In the first case, the conversation is unfinished. It's the preface to the article. In the second case, teams can't live in chaos. "Rusty" wasn't wrong, it's just we needed to communicate about things and were both unable to do it for various reasons. In the third case, "Jim" was just an amazing piece of work. If it was just me then that's one thing, but everybody had the same opinion of him. So I don't think it's anything I'm bringing to the table. I could tell you stories of several other people who had the same experience with Jim, but that's just beating up on Jim. From Jim's point of view, the rest of the world was wrong. Here he was, obviously with the answer to the problems we had, and we weren't reasonable enough to let him solve everything. (I know this because he said as much to me on a couple of occasions)

In the fourth case, I screwed up. I took liberties with my language and reaction that I hadn't earned yet. No amount of communication is going to fix an initial bad impression.

The purpose of this article isn't to slam other people or to say that people with hidden motives are somehow bad. If that's all you got out of it I really did a poor job. The purpose is to review various people that didn't like me and explore why.

You can monday-morning quarterback this thing to death -- I know, because I have. But at the end of the day, conditions are always imperfect, everybody is always acting the best way they know how, and still you end up not getting along with some people. That's just life.

Of course I'll never know the entire story -- and all you have is my side of things. But I don't blame these people, look down on them, or anything like that. Sometimes, as the article concludes, shit happens. It's impossible to get along with everybody you meet.

You can say "forget it, I'm not worrying about it" or you can obsess over it. The best thing to do, in my opinion, is try to find some kind of narrative to put over it that teaches you a valuable lesson. It's not a perfect solution, but it allows growth without demonizing others or putting yourself down. It's a certainty that the narrative is going to be incomplete and trivializing of certain things, but that's also unavoidable.


OK, perhaps I didn't phrase my objection very well.

> The purpose is to review various people that didn't like me and explore why.

I guess my problem with the article was that the tone implied that most of these people weren't justified in not liking you, or that it was some natural effect of a bad situation, rather than something caused by your own actions.


I don't mean to put the boot in too much, but what comes across is not just lack of empathy but lack of self-knowledge. The fact that the OP has to think why people don't like him strikes me as... troubling. This is not a personal comment on the OP - everybody has people who don't like them (hey, some of us more than others) - but if you really don't know at this stage in your life what it is you do that puts those who dislike you off, I suggest you collar some of your good friends and ask them straight up, because you really need a hint.

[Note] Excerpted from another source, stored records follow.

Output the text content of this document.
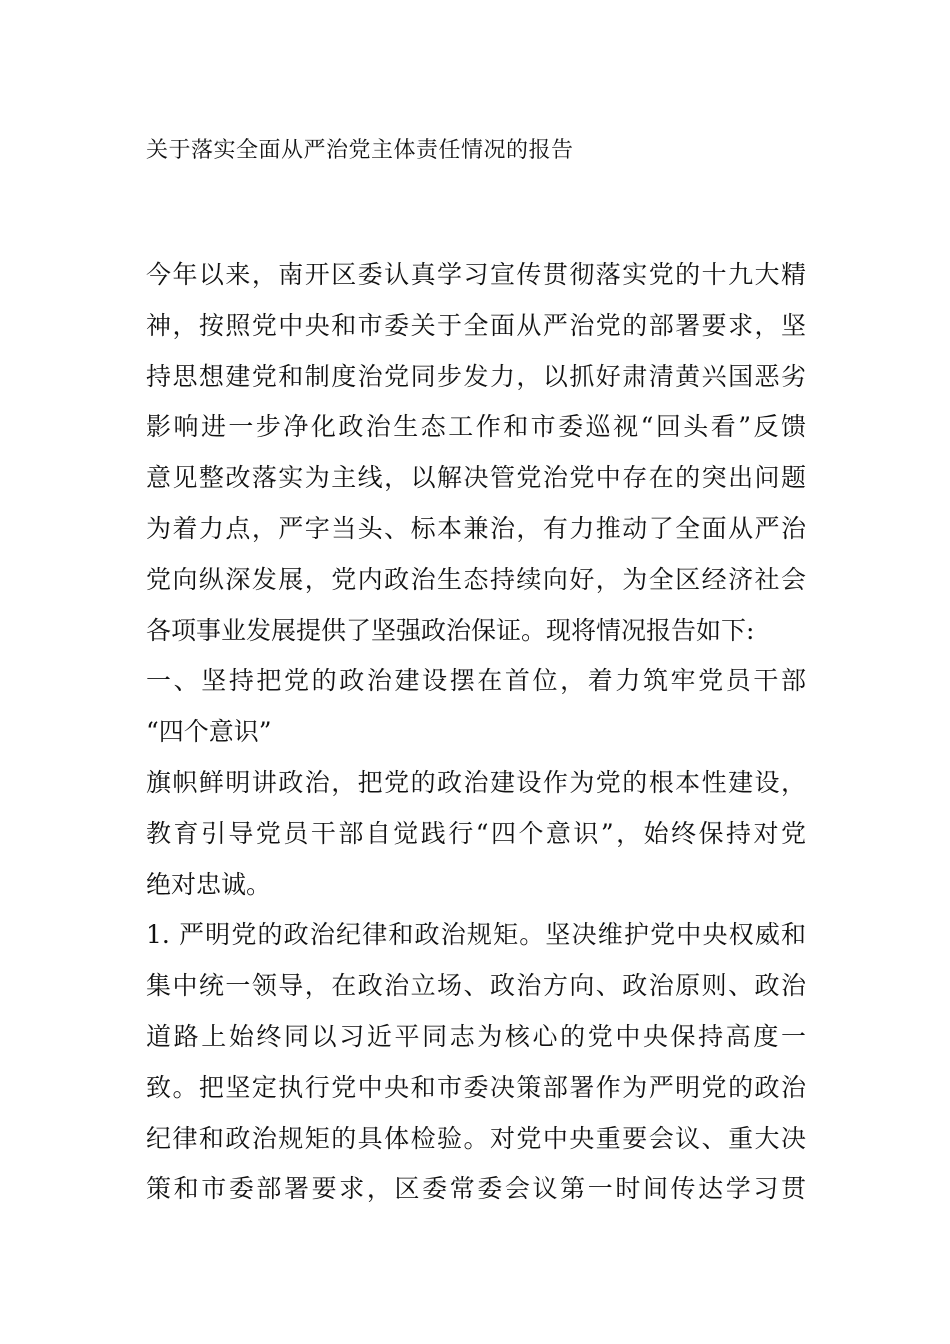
关于落实全面从严治党主体责任情况的报告
今年以来，南开区委认真学习宣传贯彻落实党的十九大精
神，按照党中央和市委关于全面从严治党的部署要求，坚
持思想建党和制度治党同步发力，以抓好肃清黄兴国恶劣
影响进一步净化政治生态工作和市委巡视“回头看”反馈
意见整改落实为主线，以解决管党治党中存在的突出问题
为着力点，严字当头、标本兼治，有力推动了全面从严治
党向纵深发展，党内政治生态持续向好，为全区经济社会
各项事业发展提供了坚强政治保证。现将情况报告如下:
一、坚持把党的政治建设摆在首位，着力筑牢党员干部
“四个意识”
旗帜鲜明讲政治，把党的政治建设作为党的根本性建设，
教育引导党员干部自觉践行“四个意识”，始终保持对党
绝对忠诚。
1. 严明党的政治纪律和政治规矩。坚决维护党中央权威和
集中统一领导，在政治立场、政治方向、政治原则、政治
道路上始终同以习近平同志为核心的党中央保持高度一
致。把坚定执行党中央和市委决策部署作为严明党的政治
纪律和政治规矩的具体检验。对党中央重要会议、重大决
策和市委部署要求，区委常委会议第一时间传达学习贯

Note: I am not suggesting that one has to "fix" things other people dislike; every (sane) character trait is a trade-off between good points and bad points. But one should be aware what they are.


my problem with the article was that the tone implied that most of these people weren't justified in not liking you, or that it was some natural effect of a bad situation, rather than something caused by your own actions.

The tone was due to a hurried write, as was the ham-fisted nature.

Of course from their end these people were completely justified in not liking me.

But also of course from my side it looks unjustified. How else could it look? From my angle, just like them, I've been acting rationally and with good intentions all along.